Proposed mechanisms of antinephrin antibody formation. Antinephrin antibodies may form due to a type 2 systemic hypersensitivity reaction to semaglutide. Alternatively, antisemaglutide antibodies, known to form in 1% to 2% of patients receiving semaglutide, can cross-react with nephrin. A third possibility is that semaglutide serves as a triggering factor for disease development in an individual with an underlying genetic predisposition. Image produced using BioRender.
adverse effects
adverse effects Kidney pathology findings in patient 2. (A) Immunofluorescence study of IgG (magnification ×400). There is fine punctate dusting reactive for polyclonal IgG in the podocytes. (B) Immunofluorescence study of nephrin (magnification ×400). (C) Merged immunofluorescence pictures of IgG (green) and nephrin (red) (magnification ×400). (D) Electron microscopy (magnification ×11 270). There is diffuse effacement of podocyte foot processes. No electron-dense deposits are seen in the glomeruli.

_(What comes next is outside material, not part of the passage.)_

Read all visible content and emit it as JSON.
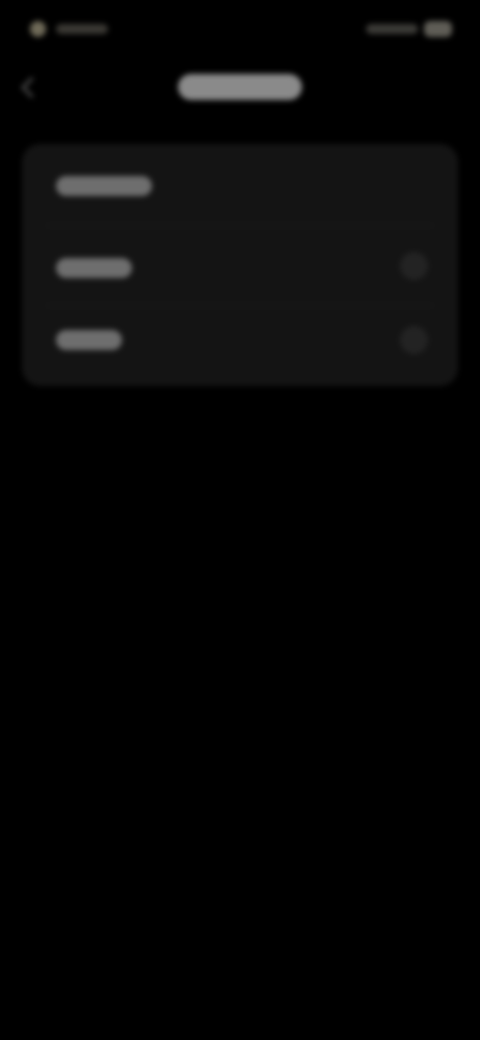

Our report is the first to document an association with glomerulopathy. When we searched the Food and Drug Administration Adverse Event Reporting System database, we found 17 cases of proteinuria and 1 of glomerulonephritis (GN) associated with semaglutide. A query of the European Database of Suspected Adverse Drug Reaction Reports (Eudravigilance) also revealed 1 report of GN and 8 reports of proteinuria related to semaglutide. Similar adverse kidney events were also identified with other GLP1-RAs, such as liraglutide and dulaglutide. These findings suggest a class effect of GLP1-RA rather than a specific side effect attributed solely to semaglutide. Although these databases cannot confirm definitive causality, our observations support the association between GLP1-RA and glomerulopathy and suggest that such cases may be underdiagnosed. All kidney biopsies displayed diffuse podocytopathy, with some showing fine IgG podocyte dusting on immunofluorescence (IF), indicating an antinephrin antibody-mediated process. A circulating anti-nephrin antibody was detected in one case, and nephrin co-localization with IgG was also observed on biopsy. These findings imply that semaglutide-associated podocytopathy may be linked to the de novo formation of antinephrin antibodies, potentially contributing to the pathogenesis of podocytopathy. Furthermore, although GLP1-RA is known for its anti-inflammatory effects, some reports have indicated an association with autoimmune diseases, such as autoimmune hepatitis and rheumatoid arthritis. This suggests a potential involvement of GLP1-RA in triggering autoimmunity in certain patients. Several hypotheses can be proposed to elucidate the mechanism by which semaglutide induces the formation of antinephrin antibodies. These include a type 2 systemic hypersensitivity reaction, the development of antisemaglutide antibodies leading to an immune response against nephrin, or semaglutide acting as a triggering factor for disease development in individuals with an underlying genetic predisposition.